Dodałem rym, aby jakąś miał postać.
Energię mam w sobie dziś dość twórczą.
Wiem, że wszyscy czytają wybiórczo.
A jeślim uraził Cię właśnie.
To niech jasny piorun mnie trzaśnie.
Nie jestem aż tak znów przesądny.
Choć staram się być bogobojny.
Wybieram idee pozytywne
by zmyć z moich rąk cudzą krzywdę.
I własną wyleczyć samotność.
Nastawić i mieć zmysłów ostrość.
Dookoła wspaniali ludzie...
Boż... utaplam się znowu w obłudzie!
Bo nie wiem, nie wiem, nie wiem Ciebie.
I tak mi przyjemnie - jak w niebie.
Ssaki przeważnie nie latają.
Ludzie upadają.
I się rozwijają.
Głupoty pisują.
Widocznie potrzebują.
Pozdrawiam Cię, Duszo (nie)zbłąkana.
Przeczytałaś wiersz Barana.
Komentarze (12)
Jestem Baranem zodiakalnym.
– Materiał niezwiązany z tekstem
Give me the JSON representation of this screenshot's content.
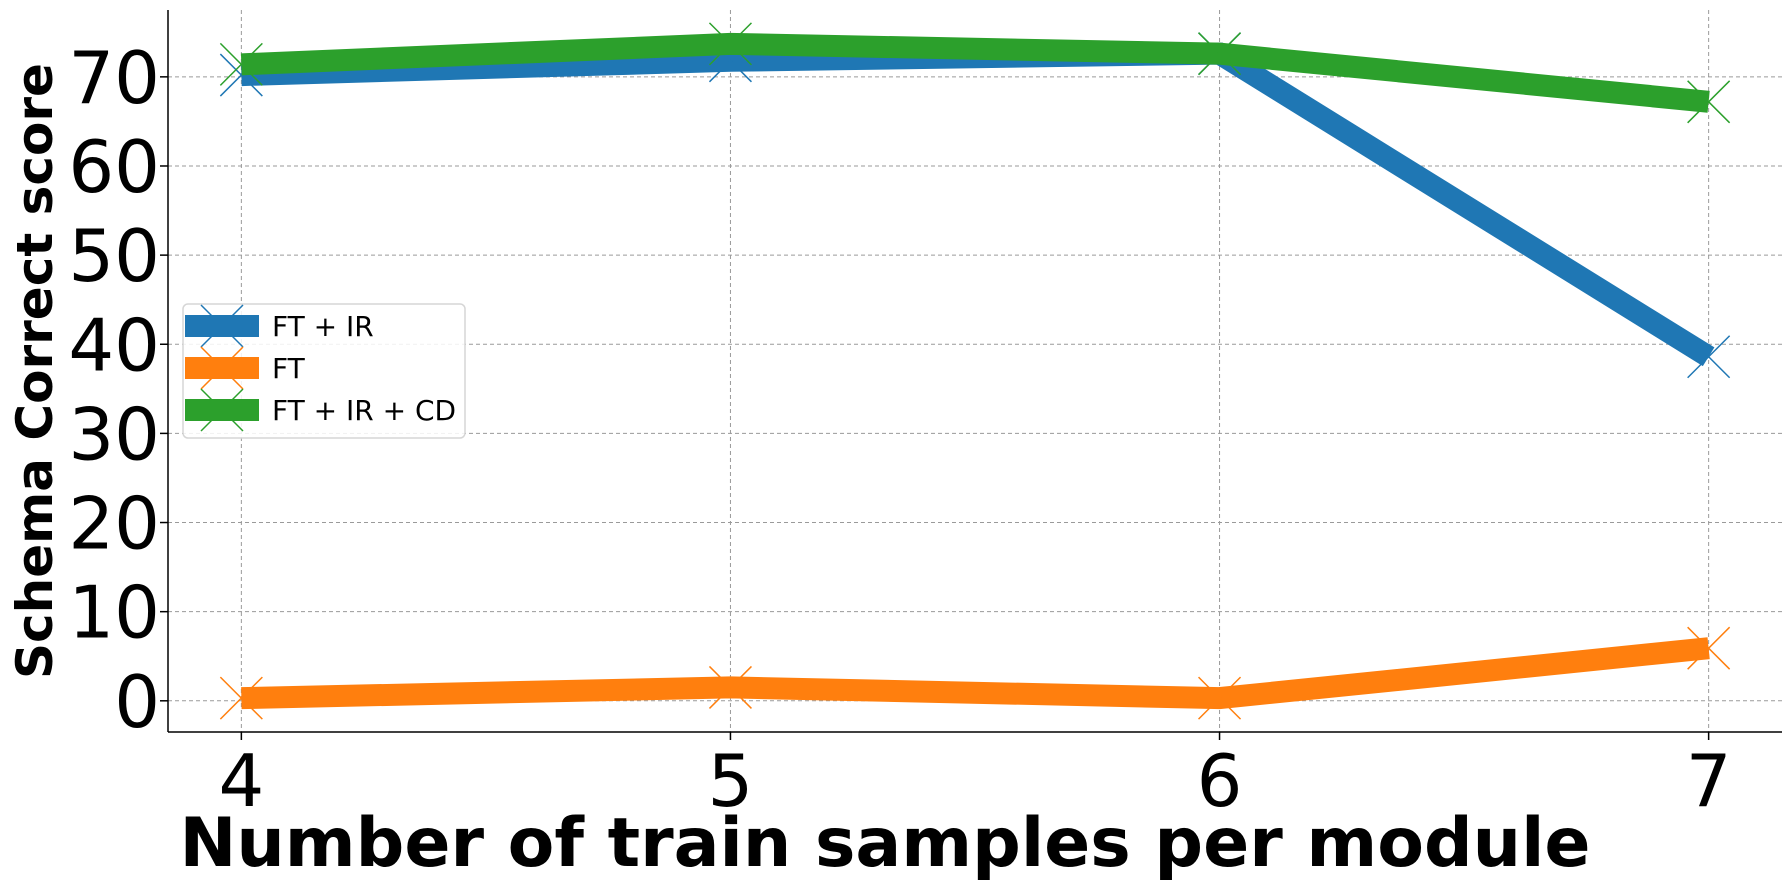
{
  "chart_data": {
    "type": "line",
    "x": [
      4,
      5,
      6,
      7
    ],
    "xlim": [
      3.85,
      7.15
    ],
    "ylim": [
      -3.5,
      77.5
    ],
    "xticks": [
      4,
      5,
      6,
      7
    ],
    "yticks": [
      0,
      10,
      20,
      30,
      40,
      50,
      60,
      70
    ],
    "xlabel": "Number of train samples per module",
    "ylabel": "Schema Correct score",
    "grid": true,
    "legend_position": "center-left",
    "marker": "x",
    "series": [
      {
        "name": "FT + IR",
        "color": "#1f77b4",
        "values": [
          70.2,
          71.8,
          72.6,
          38.6
        ]
      },
      {
        "name": "FT",
        "color": "#ff7f0e",
        "values": [
          0.3,
          1.5,
          0.3,
          5.9
        ]
      },
      {
        "name": "FT + IR + CD",
        "color": "#2ca02c",
        "values": [
          71.4,
          73.7,
          72.6,
          67.2
        ]
      }
    ]
  }
}
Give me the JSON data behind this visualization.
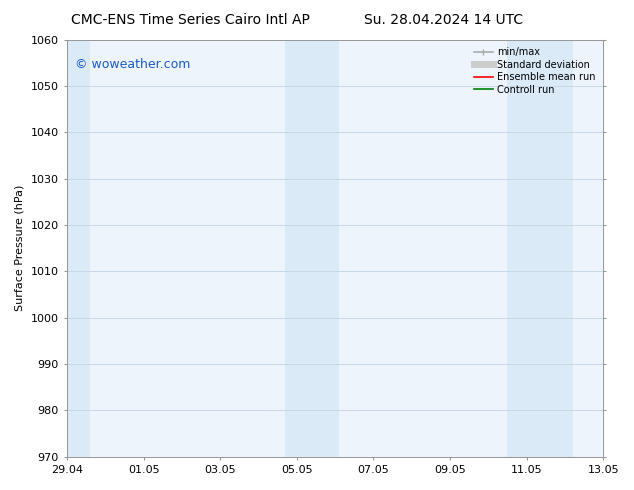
{
  "title_left": "CMC-ENS Time Series Cairo Intl AP",
  "title_right": "Su. 28.04.2024 14 UTC",
  "ylabel": "Surface Pressure (hPa)",
  "ylim": [
    970,
    1060
  ],
  "yticks": [
    970,
    980,
    990,
    1000,
    1010,
    1020,
    1030,
    1040,
    1050,
    1060
  ],
  "xlim": [
    0,
    14
  ],
  "xtick_labels": [
    "29.04",
    "01.05",
    "03.05",
    "05.05",
    "07.05",
    "09.05",
    "11.05",
    "13.05"
  ],
  "xtick_positions": [
    0,
    2,
    4,
    6,
    8,
    10,
    12,
    14
  ],
  "shaded_bands": [
    {
      "x_start": 0.0,
      "x_end": 0.6,
      "color": "#daeaf7"
    },
    {
      "x_start": 5.7,
      "x_end": 7.1,
      "color": "#daeaf7"
    },
    {
      "x_start": 11.5,
      "x_end": 13.2,
      "color": "#daeaf7"
    }
  ],
  "plot_bg_color": "#eef4fb",
  "background_color": "#ffffff",
  "grid_color": "#c8d8e8",
  "watermark_text": "© woweather.com",
  "watermark_color": "#1a5bce",
  "legend_items": [
    {
      "label": "min/max",
      "color": "#aaaaaa",
      "lw": 1.2
    },
    {
      "label": "Standard deviation",
      "color": "#cccccc",
      "lw": 5.0
    },
    {
      "label": "Ensemble mean run",
      "color": "#ff0000",
      "lw": 1.2
    },
    {
      "label": "Controll run",
      "color": "#008000",
      "lw": 1.2
    }
  ],
  "title_fontsize": 10,
  "ylabel_fontsize": 8,
  "tick_fontsize": 8,
  "legend_fontsize": 7,
  "watermark_fontsize": 9
}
Możecie wierzyć, lub nie w
astrologię, ale w moim przypadku się zgadza. Jestem
energiczny, impertynencki, kreatywny, zaborczy, łatwo
zapominający urazy, niecierpliwy. Wyrozumiały, ale
egocentryczny.
Aby zmyć z dłoni cudzą krzywdę najlepsze jest mydło
święcone. ;)
Większość z nas to barany, ale mało kto ma odwagę to
przyznać.
Oryginalny wiersz.
Pozdrawiam serdecznie. :)
Z tym piorunem lepiej się zastanowić. Maj bywa burzowy
;)
"Ssaki przeważnie nie latają.
Ludzie upadają."
ważne aby mieli lotne umysły a nogi twardo stąpające
po ziemi...
na tak :)
fajnie poukładałeś myśli przez Ciebie - Lew się zatem
Ci kłania
Ale powstał, i spoko.
Pozdrawiam :-)
wiersz mógł nie powstać, ale powstał.
jakby nie powstał, to bym nic nie napisał, ale
powstał, więc głupio nic nie napisać, choć może lepiej
nic nie napisać, niż napisać głupio.
Chyba zakręciły mi się rogi. Byk.
:):):)
Sprytnie :)
Swietnie.
Pozdrawiam:)
Gorzka ironia w klimat roz-mazanym. - Zatem i ja
"utaplam się w obłudzie"... Super wiersz.
Wiersz napisany, więc chyba dobrze, bo taka potrzeba w
Tobie zaistniała.
dobrze, że powstał- ma optymistyczne zakończenie.